Jörg Schneidereit, Gastautor / 19.03.2024 / 12:00 / Foto: Pixabay / 60 / Seite ausdrucken

Dunkle, nationalistische Landschaften

Woke-Befehl im Kunstmuseum: Nach Kinderbüchern und Straßennamen geht es jetzt den Gemälden mit dem altbekannten Vorwurf von Nationalismus und Rassismus an den Kragen.
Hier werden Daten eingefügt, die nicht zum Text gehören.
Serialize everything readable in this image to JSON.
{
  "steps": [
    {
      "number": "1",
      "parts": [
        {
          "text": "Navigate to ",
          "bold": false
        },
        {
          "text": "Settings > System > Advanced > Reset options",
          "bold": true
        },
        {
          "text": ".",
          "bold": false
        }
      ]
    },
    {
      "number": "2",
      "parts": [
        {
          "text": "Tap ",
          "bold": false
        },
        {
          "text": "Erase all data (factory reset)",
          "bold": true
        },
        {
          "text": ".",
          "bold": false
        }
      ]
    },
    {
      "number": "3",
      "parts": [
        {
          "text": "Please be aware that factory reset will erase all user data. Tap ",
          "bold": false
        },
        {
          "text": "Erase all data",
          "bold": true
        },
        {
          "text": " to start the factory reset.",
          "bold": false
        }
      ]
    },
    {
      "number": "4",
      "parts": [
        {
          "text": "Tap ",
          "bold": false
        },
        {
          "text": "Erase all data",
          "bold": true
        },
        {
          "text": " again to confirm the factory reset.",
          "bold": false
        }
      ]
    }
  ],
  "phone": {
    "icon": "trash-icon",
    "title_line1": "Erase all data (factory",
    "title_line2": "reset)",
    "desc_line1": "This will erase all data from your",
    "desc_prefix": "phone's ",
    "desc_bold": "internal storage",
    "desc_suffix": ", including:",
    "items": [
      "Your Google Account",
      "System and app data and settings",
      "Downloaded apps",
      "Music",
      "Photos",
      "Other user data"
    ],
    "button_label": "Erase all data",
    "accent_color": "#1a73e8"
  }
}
Eine zunächst surreal wirkende Meldung einer britischen Tageszeitung erwischte mich vorgestern Nacht, nachdem ich gerade während mehrerer Stunden meine Fotografien der letzten fünf Jahre am Rechner geordnet hatte. Dass es sich in erster Linie um Landschaftsfotografien handelte, verleiht hier der Koinzidenz noch eine besondere Würze. Zunächst glaubte ich an Übermüdung, kombiniert mit pathologischen Spätfolgen der enervierenden Überdosis an Groteskem aus dem medialen Alltag der vergangenen Wochen. Jedoch holte mich die schlagartig einsetzende Wachheit als Resultat schierer Erkenntnis umgehend in die Realität zurück.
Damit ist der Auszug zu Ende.